A causa de la pandemia y la guerra bajó la actividad en El Conde: menos turistas, menos comerciantes, menos pinturas. “Cuando hay turismo esto es rentable porque todo el que tiene una casa necesita un cuadro”, dice Alex.
A metros está Miguelina sentada sobre una silla de plástico blanca y manchada de óleos. Tiene 58 y pinta desde que tenía 15 años. La madre de Miguelina era haitiana y el padre dominicano. Está dando los últimos retoques a una pintura que muestra a una pareja caminando bajo un paraguas de colores, bajo árboles con hojas de colores y bajo una lluvia de colores. Todo se funde. Y se funde también en las manos manchadas de colores de Miguelina que ahora señala un cuadro.
—Ese es mío también. Yo pinto muchos animales. Ese es de elefantes. Esa pintura, no copia. Esa pintura, imaginación. Pinto para yo vender.
—Se venden muchas pinturas haitianas ¿no?
—Esas pinturas venden. ¡Y Dios mío que venden!
¿Y esas caras que no están? ¿Qué representa esa ausencia? Haití fue el primer pueblo de América Latina en independizarse, el primero en el mundo en declararse antiesclavista y antirracista, y tal vez el único que en su proclama revolucionaria de 1805 sentenció: “Desde hoy, todos somos negros”. Un mensaje que se sostiene y propaga 217 años después.

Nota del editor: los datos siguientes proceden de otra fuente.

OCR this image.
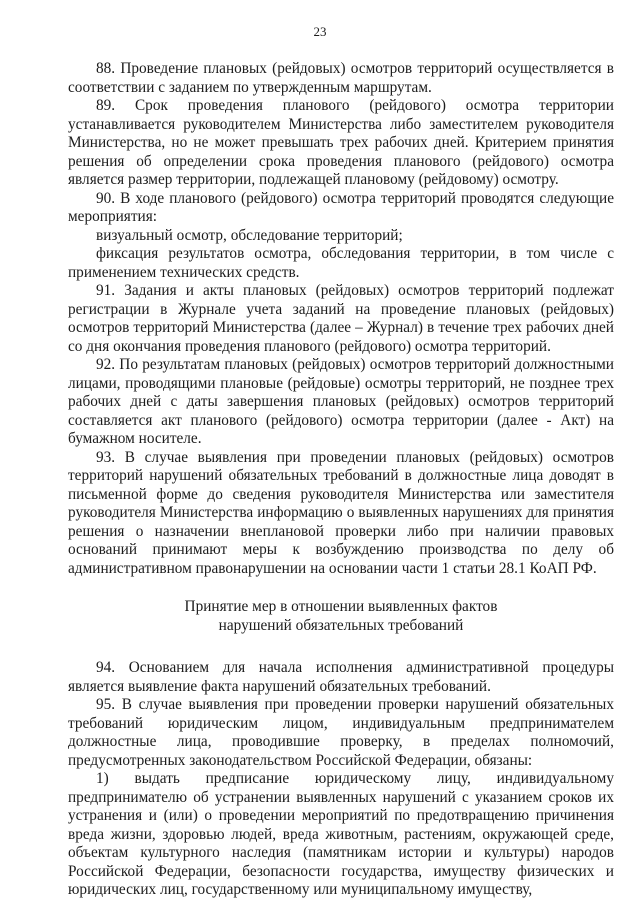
23

88. Проведение плановых (рейдовых) осмотров территорий осуществляется в соответствии с заданием по утвержденным маршрутам.

89. Срок проведения планового (рейдового) осмотра территории устанавливается руководителем Министерства либо заместителем руководителя Министерства, но не может превышать трех рабочих дней. Критерием принятия решения об определении срока проведения планового (рейдового) осмотра является размер территории, подлежащей плановому (рейдовому) осмотру.

90. В ходе планового (рейдового) осмотра территорий проводятся следующие мероприятия:

визуальный осмотр, обследование территорий;

фиксация результатов осмотра, обследования территории, в том числе с применением технических средств.

91. Задания и акты плановых (рейдовых) осмотров территорий подлежат регистрации в Журнале учета заданий на проведение плановых (рейдовых) осмотров территорий Министерства (далее – Журнал) в течение трех рабочих дней со дня окончания проведения планового (рейдового) осмотра территорий.

92. По результатам плановых (рейдовых) осмотров территорий должностными лицами, проводящими плановые (рейдовые) осмотры территорий, не позднее трех рабочих дней с даты завершения плановых (рейдовых) осмотров территорий составляется акт планового (рейдового) осмотра территории (далее - Акт) на бумажном носителе.

93. В случае выявления при проведении плановых (рейдовых) осмотров территорий нарушений обязательных требований в должностные лица доводят в письменной форме до сведения руководителя Министерства или заместителя руководителя Министерства информацию о выявленных нарушениях для принятия решения о назначении внеплановой проверки либо при наличии правовых оснований принимают меры к возбуждению производства по делу об административном правонарушении на основании части 1 статьи 28.1 КоАП РФ.

Принятие мер в отношении выявленных фактов
нарушений обязательных требований

94. Основанием для начала исполнения административной процедуры является выявление факта нарушений обязательных требований.

95. В случае выявления при проведении проверки нарушений обязательных требований юридическим лицом, индивидуальным предпринимателем должностные лица, проводившие проверку, в пределах полномочий, предусмотренных законодательством Российской Федерации, обязаны:

1) выдать предписание юридическому лицу, индивидуальному предпринимателю об устранении выявленных нарушений с указанием сроков их устранения и (или) о проведении мероприятий по предотвращению причинения вреда жизни, здоровью людей, вреда животным, растениям, окружающей среде, объектам культурного наследия (памятникам истории и культуры) народов Российской Федерации, безопасности государства, имуществу физических и юридических лиц, государственному или муниципальному имуществу,
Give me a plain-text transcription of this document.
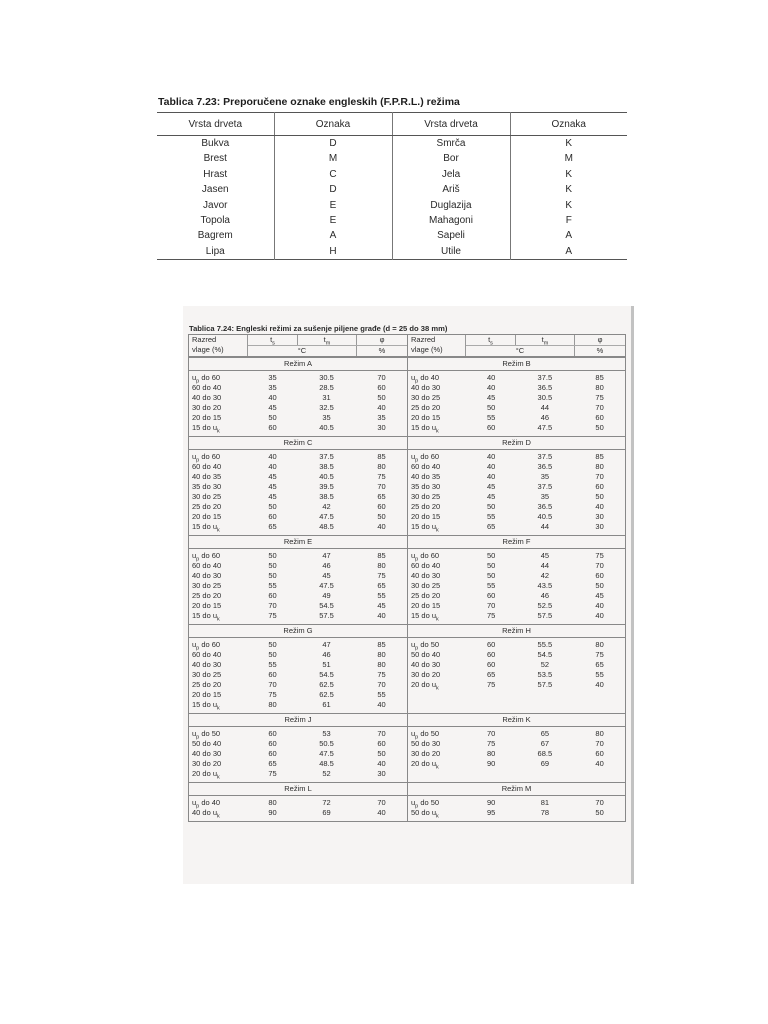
Tablica 7.23: Preporučene oznake engleskih (F.P.R.L.) režima
Vrsta drveta	Oznaka	Vrsta drveta	Oznaka
Bukva	D	Smrča	K
Brest	M	Bor	M
Hrast	C	Jela	K
Jasen	D	Ariš	K
Javor	E	Duglazija	K
Topola	E	Mahagoni	F
Bagrem	A	Sapeli	A
Lipa	H	Utile	A
Tablica 7.24: Engleski režimi za sušenje piljene građe (d = 25 do 38 mm)
Razred
vlage (%)
$t_s$	$t_m$	φ
°C	%
Razred
vlage (%)
$t_s$	$t_m$	φ
°C	%
Režim A
$u_p$ do 60	35	30.5	70
60 do 40	35	28.5	60
40 do 30	40	31	50
30 do 20	45	32.5	40
20 do 15	50	35	35
15 do $u_k$	60	40.5	30
Režim B
$u_p$ do 40	40	37.5	85
40 do 30	40	36.5	80
30 do 25	45	30.5	75
25 do 20	50	44	70
20 do 15	55	46	60
15 do $u_k$	60	47.5	50
Režim C
$u_p$ do 60	40	37.5	85
60 do 40	40	38.5	80
40 do 35	45	40.5	75
35 do 30	45	39.5	70
30 do 25	45	38.5	65
25 do 20	50	42	60
20 do 15	60	47.5	50
15 do $u_k$	65	48.5	40
Režim D
$u_p$ do 60	40	37.5	85
60 do 40	40	36.5	80
40 do 35	40	35	70
35 do 30	45	37.5	60
30 do 25	45	35	50
25 do 20	50	36.5	40
20 do 15	55	40.5	30
15 do $u_k$	65	44	30
Režim E
$u_p$ do 60	50	47	85
60 do 40	50	46	80
40 do 30	50	45	75
30 do 25	55	47.5	65
25 do 20	60	49	55
20 do 15	70	54.5	45
15 do $u_k$	75	57.5	40
Režim F
$u_p$ do 60	50	45	75
60 do 40	50	44	70
40 do 30	50	42	60
30 do 25	55	43.5	50
25 do 20	60	46	45
20 do 15	70	52.5	40
15 do $u_k$	75	57.5	40
Režim G
$u_p$ do 60	50	47	85
60 do 40	50	46	80
40 do 30	55	51	80
30 do 25	60	54.5	75
25 do 20	70	62.5	70
20 do 15	75	62.5	55
15 do $u_k$	80	61	40
Režim H
$u_p$ do 50	60	55.5	80
50 do 40	60	54.5	75
40 do 30	60	52	65
30 do 20	65	53.5	55
20 do $u_k$	75	57.5	40
Režim J
$u_p$ do 50	60	53	70
50 do 40	60	50.5	60
40 do 30	60	47.5	50
30 do 20	65	48.5	40
20 do $u_k$	75	52	30
Režim K
$u_p$ do 50	70	65	80
50 do 30	75	67	70
30 do 20	80	68.5	60
20 do $u_k$	90	69	40
Režim L
$u_p$ do 40	80	72	70
40 do $u_k$	90	69	40
Režim M
$u_p$ do 50	90	81	70
50 do $u_k$	95	78	50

Más acá y más allá del paseo se multiplican los lienzos de artistas sin renombres que pintan para comer. Pintan en colores y, entre colores, el negro profundo de sus rostros prevalece. Ahí están, a cada lado del paseo. “Autodidactas”, dicen; sin recursos, sin técnicas, sin un movimiento artístico que los consagre porque, también dicen, hacen “arte ingenuo, primitivo”, pero en esa inocencia parece reafirmarse lo afroamericano.